We are told we can’t all achieve greatness, not all of us get to walk in space or sing at the Albert Hall. The question is what stops us? Nature or nurture? Opportunity and circumstance? I wasn’t blessed with a great singing voice (or any singing voice for that matter) so achieving success through vocal dexterity was always unlikely. I was reminded of this when I recently went to see Bob Dylan. I am sure when the young Robert first croaked out a song nobody, not even he, thought he would go on to sell over 100 million records. If he had allowed himself to be put off by all the negativity he would never have sung another song. Instead he became a global musical icon and gave pleasure and hope to all of us that never made the school choir. History is littered with such examples, from the Wright brothers to Thomas Edison.

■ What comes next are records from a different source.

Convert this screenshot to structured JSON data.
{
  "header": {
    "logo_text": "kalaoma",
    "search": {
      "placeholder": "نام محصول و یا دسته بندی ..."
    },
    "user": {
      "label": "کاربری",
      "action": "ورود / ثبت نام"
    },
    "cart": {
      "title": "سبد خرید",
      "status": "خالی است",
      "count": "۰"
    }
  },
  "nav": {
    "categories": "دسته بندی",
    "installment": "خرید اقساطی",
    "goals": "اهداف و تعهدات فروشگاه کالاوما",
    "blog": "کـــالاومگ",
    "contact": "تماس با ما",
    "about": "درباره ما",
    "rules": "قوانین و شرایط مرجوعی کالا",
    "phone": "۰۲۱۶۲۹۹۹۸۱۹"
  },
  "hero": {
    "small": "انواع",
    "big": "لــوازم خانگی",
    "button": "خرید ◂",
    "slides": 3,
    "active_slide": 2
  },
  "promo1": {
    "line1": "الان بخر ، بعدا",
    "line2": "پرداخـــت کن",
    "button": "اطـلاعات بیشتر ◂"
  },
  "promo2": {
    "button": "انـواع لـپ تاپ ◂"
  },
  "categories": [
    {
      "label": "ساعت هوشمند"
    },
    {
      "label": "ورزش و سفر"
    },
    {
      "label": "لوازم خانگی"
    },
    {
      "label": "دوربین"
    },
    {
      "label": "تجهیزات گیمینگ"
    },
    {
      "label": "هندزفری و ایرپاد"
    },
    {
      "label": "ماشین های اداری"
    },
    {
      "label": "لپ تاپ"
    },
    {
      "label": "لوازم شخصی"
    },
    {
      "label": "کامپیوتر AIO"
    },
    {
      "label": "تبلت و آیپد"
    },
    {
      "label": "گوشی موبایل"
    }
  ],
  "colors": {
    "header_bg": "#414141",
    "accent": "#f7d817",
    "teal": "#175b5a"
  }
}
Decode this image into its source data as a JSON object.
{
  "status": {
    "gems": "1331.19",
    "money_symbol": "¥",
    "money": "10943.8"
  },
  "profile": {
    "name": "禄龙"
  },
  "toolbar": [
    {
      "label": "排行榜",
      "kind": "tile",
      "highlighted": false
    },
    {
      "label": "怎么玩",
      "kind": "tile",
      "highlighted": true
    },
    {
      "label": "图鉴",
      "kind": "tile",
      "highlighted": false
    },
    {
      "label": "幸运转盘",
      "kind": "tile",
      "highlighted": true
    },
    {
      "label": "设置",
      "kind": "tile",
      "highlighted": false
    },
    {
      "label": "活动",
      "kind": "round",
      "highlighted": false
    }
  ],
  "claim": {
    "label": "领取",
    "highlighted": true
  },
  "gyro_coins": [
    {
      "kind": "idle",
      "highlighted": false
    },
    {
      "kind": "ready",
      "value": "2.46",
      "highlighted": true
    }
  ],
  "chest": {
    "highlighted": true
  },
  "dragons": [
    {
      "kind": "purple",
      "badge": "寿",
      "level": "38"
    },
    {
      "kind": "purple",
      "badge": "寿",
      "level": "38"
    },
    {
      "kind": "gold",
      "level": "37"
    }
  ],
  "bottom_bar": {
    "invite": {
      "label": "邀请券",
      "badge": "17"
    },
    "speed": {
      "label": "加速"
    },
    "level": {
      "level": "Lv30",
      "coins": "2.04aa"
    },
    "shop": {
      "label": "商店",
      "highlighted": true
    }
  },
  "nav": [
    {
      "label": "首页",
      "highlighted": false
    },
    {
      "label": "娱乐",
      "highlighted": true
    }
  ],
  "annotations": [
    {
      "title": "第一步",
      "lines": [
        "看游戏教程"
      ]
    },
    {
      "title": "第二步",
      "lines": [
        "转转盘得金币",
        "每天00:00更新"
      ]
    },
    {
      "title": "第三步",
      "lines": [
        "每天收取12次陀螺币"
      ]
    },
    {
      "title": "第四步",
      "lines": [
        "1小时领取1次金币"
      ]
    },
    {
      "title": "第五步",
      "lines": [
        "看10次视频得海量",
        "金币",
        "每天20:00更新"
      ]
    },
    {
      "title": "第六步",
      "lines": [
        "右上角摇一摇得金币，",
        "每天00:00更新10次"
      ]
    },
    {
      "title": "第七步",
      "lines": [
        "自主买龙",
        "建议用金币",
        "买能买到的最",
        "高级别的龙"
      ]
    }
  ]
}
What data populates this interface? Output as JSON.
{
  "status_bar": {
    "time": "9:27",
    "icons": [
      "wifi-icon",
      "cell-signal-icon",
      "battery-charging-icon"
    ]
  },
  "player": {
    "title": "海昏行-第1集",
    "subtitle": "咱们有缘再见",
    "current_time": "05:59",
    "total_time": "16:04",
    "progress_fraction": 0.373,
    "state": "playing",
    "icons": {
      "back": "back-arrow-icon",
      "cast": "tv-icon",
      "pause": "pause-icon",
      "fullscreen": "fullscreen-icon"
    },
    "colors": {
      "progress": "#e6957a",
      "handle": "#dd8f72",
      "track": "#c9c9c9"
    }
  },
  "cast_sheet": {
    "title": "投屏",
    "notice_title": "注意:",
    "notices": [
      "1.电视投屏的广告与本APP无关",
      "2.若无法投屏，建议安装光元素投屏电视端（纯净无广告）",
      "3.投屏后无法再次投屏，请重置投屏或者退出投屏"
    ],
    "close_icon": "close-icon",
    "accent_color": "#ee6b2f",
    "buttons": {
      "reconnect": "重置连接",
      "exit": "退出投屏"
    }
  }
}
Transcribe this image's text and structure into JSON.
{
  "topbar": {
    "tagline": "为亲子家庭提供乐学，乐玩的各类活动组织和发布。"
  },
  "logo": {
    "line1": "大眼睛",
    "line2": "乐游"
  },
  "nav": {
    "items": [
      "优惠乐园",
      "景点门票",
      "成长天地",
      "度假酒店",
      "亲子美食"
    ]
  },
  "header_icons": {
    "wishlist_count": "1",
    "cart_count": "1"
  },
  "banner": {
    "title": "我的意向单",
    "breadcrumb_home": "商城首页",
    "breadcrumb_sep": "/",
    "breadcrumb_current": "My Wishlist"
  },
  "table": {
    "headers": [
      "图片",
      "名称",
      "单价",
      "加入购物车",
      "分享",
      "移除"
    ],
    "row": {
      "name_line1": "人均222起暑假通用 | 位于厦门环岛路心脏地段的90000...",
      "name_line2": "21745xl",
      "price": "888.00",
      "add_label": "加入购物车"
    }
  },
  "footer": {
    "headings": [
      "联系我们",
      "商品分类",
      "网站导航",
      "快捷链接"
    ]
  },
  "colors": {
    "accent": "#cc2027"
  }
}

When we set out to build something we can’t be afraid of failure. It’s a down side of our culture that failure often attracts ridicule, which, in turn, discourages others from trying and the first tentative step to achievement is never taken. The twist is that the power then stays with the detractors. As we try to create we shall make mistakes. Winston Churchill once said “perfection is the enemy of progress”.
The naysayers, the boo boys, the purveyors of relentless negativity always revert to the same logic, they claim they are just being realistic. But they have other traits. They only see the obstacles, they manage but they don’t define and they never have a dream of their own.
So, to those people that are trying to invigorate and regenerate Inverclyde. To those who believe we must do better I salute you and promise to do everything I can to help. To the others, as Bob Dylan said “don’t criticise what you can’t understand”. Maybe if this politics thing doesn’t work out I will brush up my application to NASA.